RELINQUISHING COLONIAL BELIEFS AND RESTORING AFRICANS: A CRITICAL READING OF CHINUA ACHEBE'S THINGS FALL APART
Keywords:
Perception, Re-imaging, Restoration, Post ColonialismAbstract
This paper investigates Achebe's mapping of the African historical and cultural topography in a way which draws significant impact on the decolonization process and the transformative role of Things Fall Apart in the evolution of African literature from its position of marginality. This is done because Chinua Achebe's Things Fall Apart offers an important paradigm alternative perception of the African and yields the foundational premise upon which African cultural nationalism and literary discourse have been built. Viewed from the postcolonial lens, the work shows that the novel has remained a critical text in the interrogation of long held perceptions of the African; especially as projected in such texts as Joyce Cary's Mister Johnson and Joseph Conrad's Heart of Darkness.
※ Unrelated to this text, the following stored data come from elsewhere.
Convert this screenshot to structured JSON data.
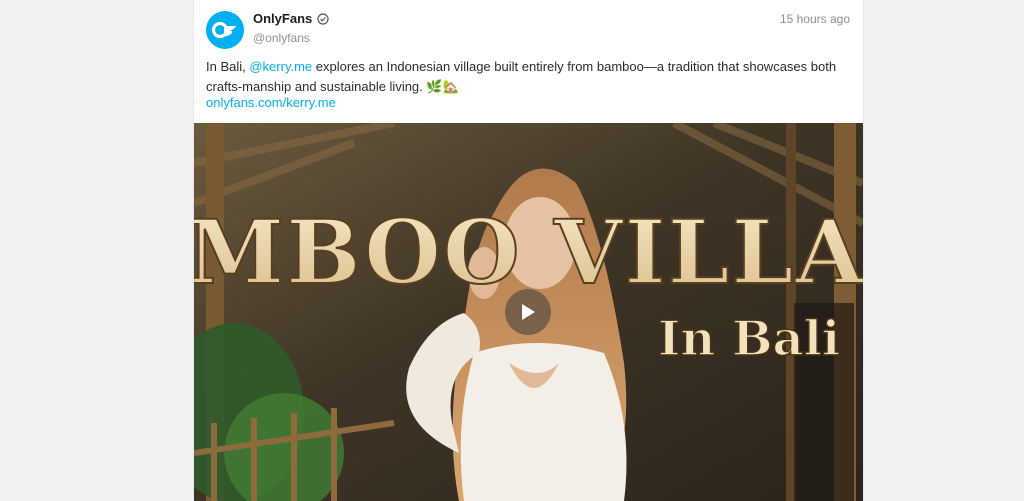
{
  "post": {
    "author_name": "OnlyFans",
    "author_handle": "@onlyfans",
    "time": "15 hours ago",
    "text_before": "In Bali, ",
    "mention": "@kerry.me",
    "text_after": " explores an Indonesian village built entirely from bamboo—a tradition that showcases both crafts-manship and sustainable living. 🌿🏡",
    "link": "onlyfans.com/kerry.me"
  },
  "media": {
    "title_line1": "BAMBOO VILLAGE",
    "title_line2": "In Bali"
  },
  "colors": {
    "brand": "#00aff0",
    "background": "#f1f2f4"
  },
  "icons": {
    "avatar": "onlyfans-logo-icon",
    "verified": "verified-badge-icon",
    "play": "play-icon"
  }
}
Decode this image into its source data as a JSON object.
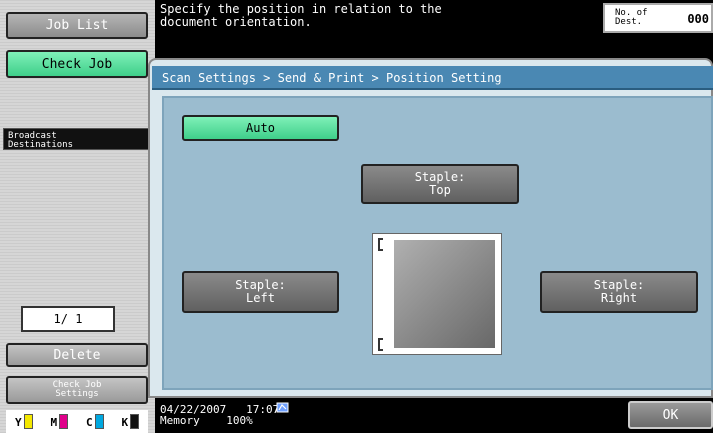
{
  "left_panel": {
    "job_list": "Job List",
    "check_job": "Check Job",
    "broadcast": "Broadcast\nDestinations",
    "page_indicator": "1/ 1",
    "delete": "Delete",
    "check_job_settings": "Check Job\nSettings",
    "toner": [
      {
        "label": "Y",
        "color": "#f4e800"
      },
      {
        "label": "M",
        "color": "#e0008a"
      },
      {
        "label": "C",
        "color": "#00a8e0"
      },
      {
        "label": "K",
        "color": "#111111"
      }
    ]
  },
  "header": {
    "message": "Specify the position in relation to the\ndocument orientation.",
    "dest_label": "No. of\nDest.",
    "dest_count": "000"
  },
  "breadcrumb": "Scan Settings > Send & Print > Position Setting",
  "options": {
    "auto": "Auto",
    "top": "Staple:\nTop",
    "left": "Staple:\nLeft",
    "right": "Staple:\nRight"
  },
  "status": {
    "datetime": "04/22/2007   17:07",
    "memory_label": "Memory",
    "memory_value": "100%"
  },
  "ok": "OK",
  "colors": {
    "accent_green": "#3fcf8a",
    "breadcrumb_blue": "#4a88b3",
    "panel_blue": "#9bbccf"
  }
}
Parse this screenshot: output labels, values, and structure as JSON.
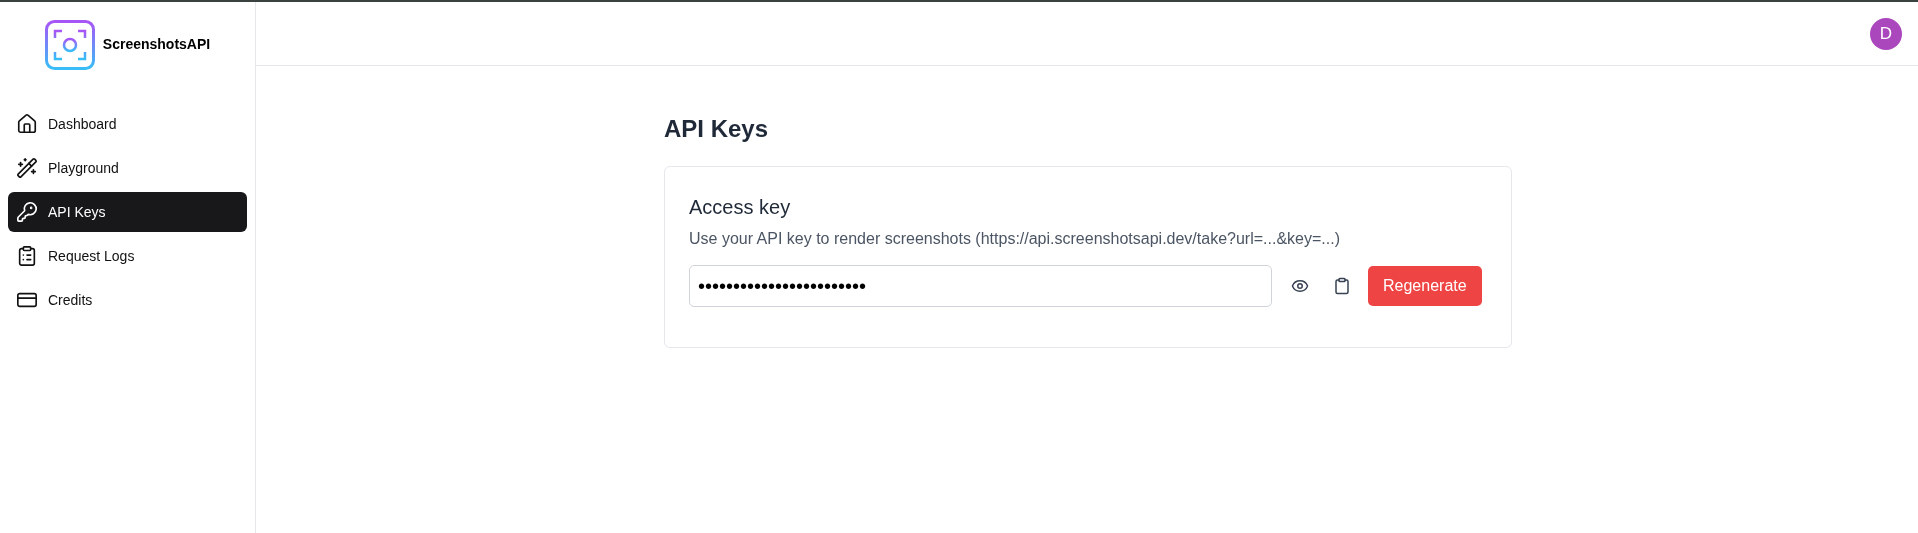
{
  "brand": {
    "name": "ScreenshotsAPI"
  },
  "sidebar": {
    "items": [
      {
        "label": "Dashboard",
        "selected": false
      },
      {
        "label": "Playground",
        "selected": false
      },
      {
        "label": "API Keys",
        "selected": true
      },
      {
        "label": "Request Logs",
        "selected": false
      },
      {
        "label": "Credits",
        "selected": false
      }
    ]
  },
  "header": {
    "avatar": "D"
  },
  "page": {
    "title": "API Keys",
    "card": {
      "title": "Access key",
      "description": "Use your API key to render screenshots (https://api.screenshotsapi.dev/take?url=...&key=...)",
      "key_value": "••••••••••••••••••••••••",
      "button": "Regenerate"
    }
  }
}
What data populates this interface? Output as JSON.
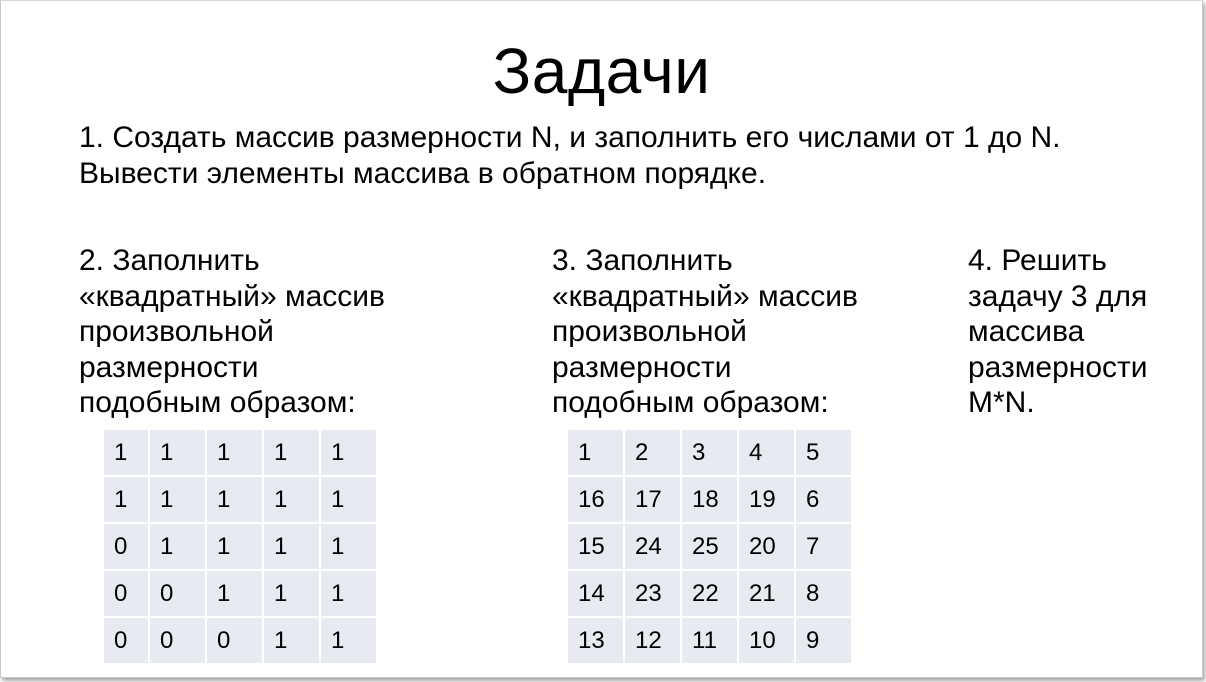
{
  "title": "Задачи",
  "task1": {
    "lines": [
      "1. Создать массив размерности N, и заполнить его числами от 1 до N.",
      "Вывести элементы массива в обратном порядке."
    ]
  },
  "task2": {
    "lines": [
      "2. Заполнить",
      "«квадратный» массив",
      "произвольной",
      "размерности",
      "подобным образом:"
    ],
    "grid": [
      [
        "1",
        "1",
        "1",
        "1",
        "1"
      ],
      [
        "1",
        "1",
        "1",
        "1",
        "1"
      ],
      [
        "0",
        "1",
        "1",
        "1",
        "1"
      ],
      [
        "0",
        "0",
        "1",
        "1",
        "1"
      ],
      [
        "0",
        "0",
        "0",
        "1",
        "1"
      ]
    ]
  },
  "task3": {
    "lines": [
      "3. Заполнить",
      "«квадратный» массив",
      "произвольной",
      "размерности",
      "подобным образом:"
    ],
    "grid": [
      [
        "1",
        "2",
        "3",
        "4",
        "5"
      ],
      [
        "16",
        "17",
        "18",
        "19",
        "6"
      ],
      [
        "15",
        "24",
        "25",
        "20",
        "7"
      ],
      [
        "14",
        "23",
        "22",
        "21",
        "8"
      ],
      [
        "13",
        "12",
        "11",
        "10",
        "9"
      ]
    ]
  },
  "task4": {
    "lines": [
      "4. Решить",
      "задачу 3 для",
      "массива",
      "размерности",
      "M*N."
    ]
  },
  "colors": {
    "cell_background": "#e7eaf1",
    "slide_border": "#c8c8c8"
  }
}
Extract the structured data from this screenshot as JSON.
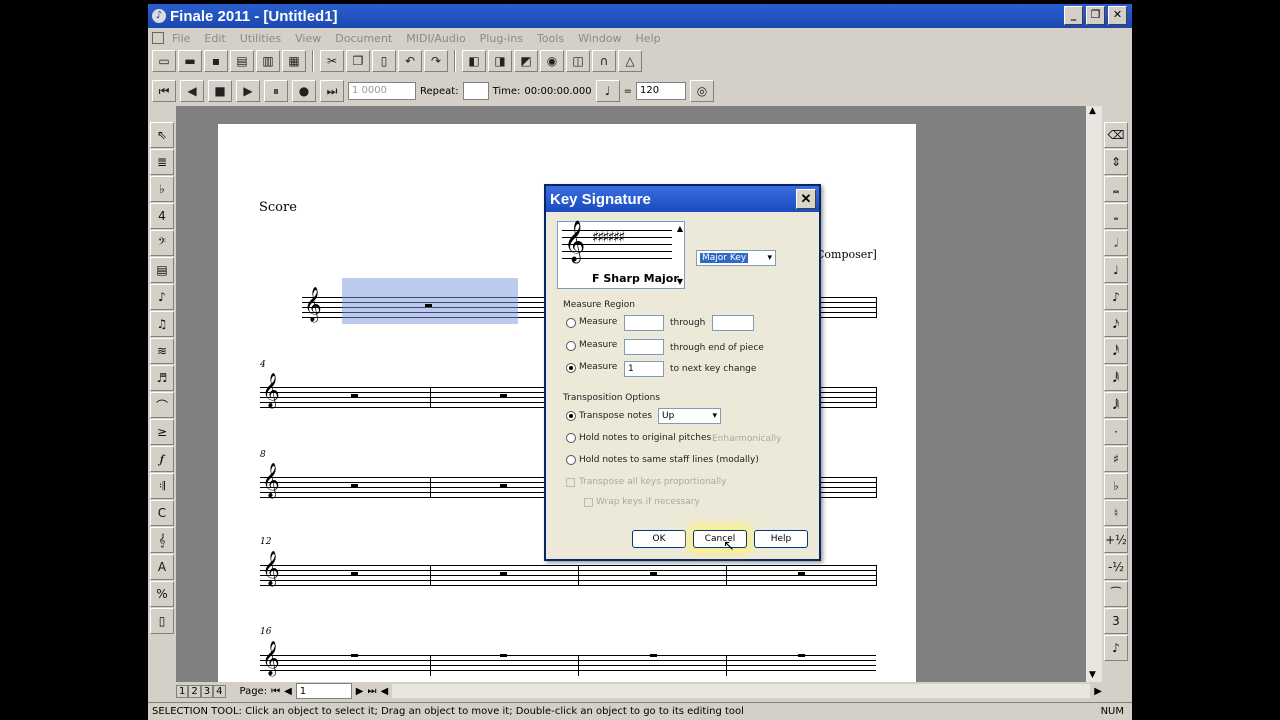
{
  "window": {
    "title": "Finale 2011 - [Untitled1]"
  },
  "menubar": [
    "File",
    "Edit",
    "Utilities",
    "View",
    "Document",
    "MIDI/Audio",
    "Plug-ins",
    "Tools",
    "Window",
    "Help"
  ],
  "playback": {
    "measure_value": "1 0000",
    "repeat_label": "Repeat:",
    "time_label": "Time:",
    "time_value": "00:00:00.000",
    "equals": "=",
    "tempo": "120"
  },
  "score": {
    "title_label": "Score",
    "composer_label": "Composer]",
    "measure_numbers": [
      "4",
      "8",
      "12",
      "16"
    ]
  },
  "dialog": {
    "title": "Key Signature",
    "key_preview_label": "F Sharp Major",
    "mode_select": "Major Key",
    "measure_region_label": "Measure Region",
    "measure_label": "Measure",
    "through_label": "through",
    "through_end_label": "through end of piece",
    "measure_value": "1",
    "to_next_label": "to next key change",
    "transposition_label": "Transposition Options",
    "transpose_notes_label": "Transpose notes",
    "direction_select": "Up",
    "hold_original_label": "Hold notes to original pitches",
    "enharmonically_label": "Enharmonically",
    "hold_same_label": "Hold notes to same staff lines (modally)",
    "transpose_all_label": "Transpose all keys proportionally",
    "wrap_label": "Wrap keys if necessary",
    "ok_label": "OK",
    "cancel_label": "Cancel",
    "help_label": "Help"
  },
  "nav": {
    "page_label": "Page:",
    "page_value": "1",
    "tabs": [
      "1",
      "2",
      "3",
      "4"
    ]
  },
  "status": {
    "text": "SELECTION TOOL: Click an object to select it; Drag an object to move it; Double-click an object to go to its editing tool",
    "num": "NUM"
  }
}
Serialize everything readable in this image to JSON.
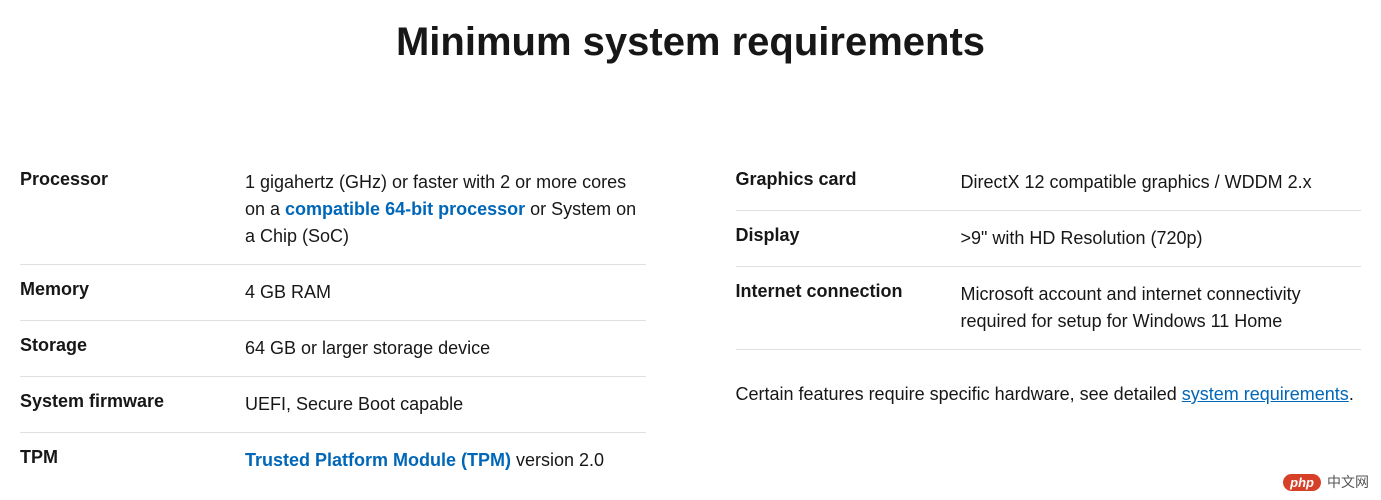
{
  "title": "Minimum system requirements",
  "left_rows": [
    {
      "label": "Processor",
      "value_pre": "1 gigahertz (GHz) or faster with 2 or more cores on a ",
      "link": "compatible 64-bit processor",
      "value_post": " or System on a Chip (SoC)"
    },
    {
      "label": "Memory",
      "value": "4 GB RAM"
    },
    {
      "label": "Storage",
      "value": "64 GB or larger storage device"
    },
    {
      "label": "System firmware",
      "value": "UEFI, Secure Boot capable"
    },
    {
      "label": "TPM",
      "link": "Trusted Platform Module (TPM)",
      "value_post": " version 2.0"
    }
  ],
  "right_rows": [
    {
      "label": "Graphics card",
      "value": "DirectX 12 compatible graphics / WDDM 2.x"
    },
    {
      "label": "Display",
      "value": ">9\" with HD Resolution (720p)"
    },
    {
      "label": "Internet connection",
      "value": "Microsoft account and internet connectivity required for setup for Windows 11 Home"
    }
  ],
  "note": {
    "pre": "Certain features require specific hardware, see detailed ",
    "link": "system requirements",
    "post": "."
  },
  "watermark": {
    "badge": "php",
    "text": "中文网"
  }
}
Indeed, Achebe proceeds in the process of negotiating and constructing the identity of the African image through a deliberate and sustained projection of those distinct values that define the African essence. The conclusion is that Things Fall Apart effectively appropriates colonial language in its delineation of African culture and history; and engages in the process of re-imaging of the African by undermining the colonial conceptualizations of the African.